Fiachra is currently working on short stories for his undergraduate dissertation. His fiction has appeared in The Three Lamps, The Cormorant and Orca.
Q: If you could travel back in time, which of the great writers would you like to meet and why?
A: I’d like to meet whoever it was wrote Sir Gawain and the Green Knight. There’s something very appealing about talking to someone who wrote at the same time as Chaucer (after he got back from helping Heath Ledger with the jousting in France), who combined French, Irish, Scottish and Welsh stories in a dialect that has since been subsumed by the standardised English we know today, and who chose north-west Wales for the setting of an Arthurian story.
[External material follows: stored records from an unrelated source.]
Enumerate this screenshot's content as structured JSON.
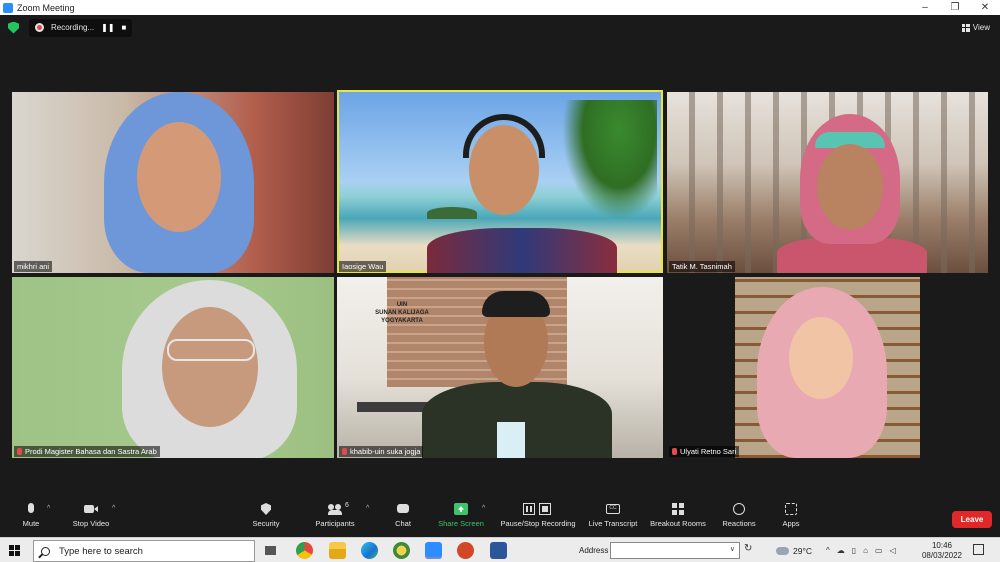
{
  "window": {
    "title": "Zoom Meeting",
    "controls": {
      "minimize": "–",
      "maximize": "❐",
      "close": "✕"
    }
  },
  "recording": {
    "label": "Recording...",
    "pause_glyph": "❚❚",
    "stop_glyph": "■"
  },
  "view": {
    "label": "View"
  },
  "participants": [
    {
      "name": "mikhri ani",
      "muted": false
    },
    {
      "name": "Iaosige Wau",
      "muted": false,
      "active_speaker": true
    },
    {
      "name": "Tatik M. Tasnimah",
      "muted": false
    },
    {
      "name": "Prodi Magister Bahasa dan Sastra Arab",
      "muted": true
    },
    {
      "name": "khabib-uin suka jogja",
      "muted": true
    },
    {
      "name": "Ulyati Retno Sari",
      "muted": true
    }
  ],
  "background_sign": {
    "line1": "UIN",
    "line2": "SUNAN KALIJAGA",
    "line3": "YOGYAKARTA"
  },
  "toolbar": {
    "mute": "Mute",
    "stop_video": "Stop Video",
    "security": "Security",
    "participants": "Participants",
    "participants_count": "6",
    "chat": "Chat",
    "share_screen": "Share Screen",
    "pause_stop_recording": "Pause/Stop Recording",
    "live_transcript": "Live Transcript",
    "breakout_rooms": "Breakout Rooms",
    "reactions": "Reactions",
    "apps": "Apps",
    "leave": "Leave",
    "cc_glyph": "CC"
  },
  "taskbar": {
    "search_placeholder": "Type here to search",
    "address_label": "Address",
    "temperature": "29°C",
    "time": "10:46",
    "date": "08/03/2022"
  },
  "colors": {
    "accent_speaker": "#e8e53c",
    "leave_red": "#e02828",
    "share_green": "#3ec26a",
    "zoom_blue": "#2d8cff"
  }
}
I’d also be the only person in the world who’d know who the ‘Gawain poet’ really was.
Q: What is the first book you remember reading or having read to you as a child?
A: A children’s version of the Irish myth ‘The Salmon of Knowledge’.
Q: What is the least interesting part of writing for you?
A: Writing is horrible 99% of the time. It’s never not interesting though.
Q: What superpower would you like to have and why?
A: I’d like to be able to perfectly regulate my body temperature. If you choose a fantastic superpower, you’re obliged to go save the world, so I’ll stick with something really handy instead.